2. Classes at the university keep rolling along. I have made a couple more friends, most of who are in my Conservation class. Juan José is my best friend so far; he helped me make my Tuenti (the Spanish equivalent of Facebook). Last Wednesday, we met up for an hour before class at a café to talk. As we were chatting about the differences of Spanish and American cuisine, I suddenly felt a wet drop on my pants. Our conversation stopped as I looked down to see a white speck on my jeans. Of course, a bird would poop on me during my first official Intercambio. Obviously, Juan José couldn’t resist laughing his head of at me. I explained to him that in the US, some people say that having a bird poop on you is good luck. He was incredulous. And later in our conversation, when a dried bird poop flew onto our table, he said to me sarcastically. ‘Wow, we must be REALLY lucky today.” Har har har, Juan José.

3. Yesterday, Pepe’s (Chencha’s son that doesn't live at home) family’s neighborhood threw a mini-Carnaval for all of the kids. Normally, this takes place closer to the actual weekend of Carnaval, but due to the rain (obviously) they pushed it back to yesterday. Chantel and I were excited to go to our first Spanish party, even though the majority of the guests would be under 7 years old and in costume.

When I was younger, our neighborhood threw a party once or twice for all of the families to meet-and-greet. Parents chatted, eating hors d'oeuvres while kids played games in the street. This is NOT what happens at Spanish block parties.

First of all, some parents dressed up too. Most notably, four of the moms (including Chari, Pepe’s wife) dressed up as slutty pirates, complete with fishnet stockings and hooker boots. And all the parents drink. A lot. It started to get a little sloppy when about halfway through the celebration, a band called “Funkytown: The Street Band” (literally, it wasn’t translated into Spanish) showed up and started a dance party. Everyone joined in, kids and parents included, and Chantel and I learned a few new Spanish moves. The pirates were probably the most into it, and booed loudly every time the band stopped playing. At this point, one rather inebriated man decided to get on top of the bar and dance. His friends then pulled his pants down, exposing his navy blue whitey-tighties. See the evidence below:

Obviously, these people put the party in block party.

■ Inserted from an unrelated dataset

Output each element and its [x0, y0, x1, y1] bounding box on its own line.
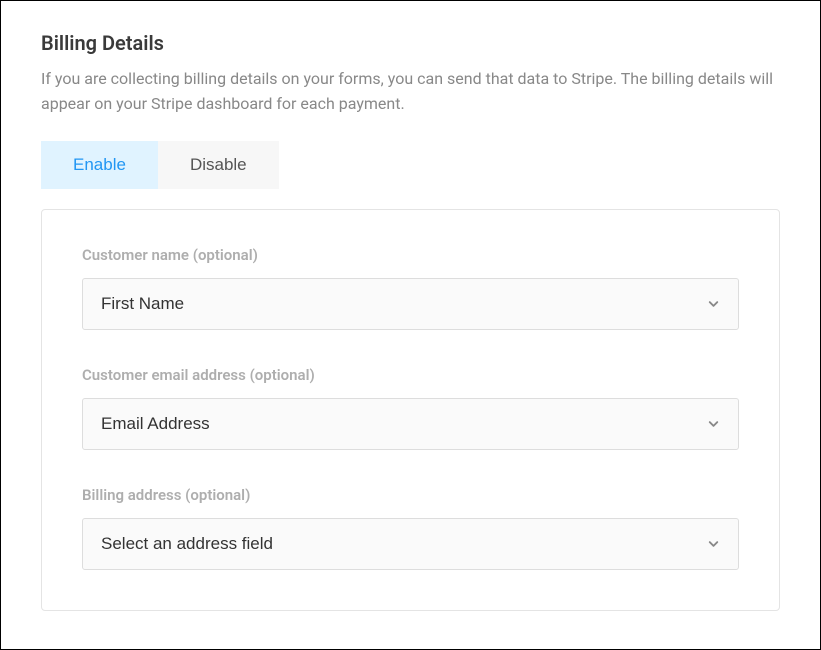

4. Last night, I made my most embarrassing Spanish error thus far. Gayle and I were out on the town, chatting it up with some new Spanish friends we had just made. I forget what exactly we were discussing, but I wanted to express to Julio that I believed him. In Spanish, I believe you is ‘Te creo.’ This is similar to ‘Te quiero,’ which means I want you, or I love you. Basically, I told this new Spanish stranger that I loved him, instead of saying I believed him. Thankfully, Julio has a girlfriend, as I have a boyfriend, and so he didn’t take it too seriously. Nonetheless, this immediately turned into the joke of the night, like when I accidentally hit him while putting on my jacket and he friend yelled, “Domestic violence!” Har de har har, again, you Spaniards are just so funny.

Well, sorry for the ridiculously long blog, but I had to make up for the last two weeks. To sign off, I will tell you all my favorite Spanish joke that Chencha taught me. (Aka the only one that I know.)

One day a boy asked his mom what happens when we die. His mom answered, “Well honey, we all turn into dust.” The boy thought for a minute, and replied, “Then there’s a lot of dead people in my room.”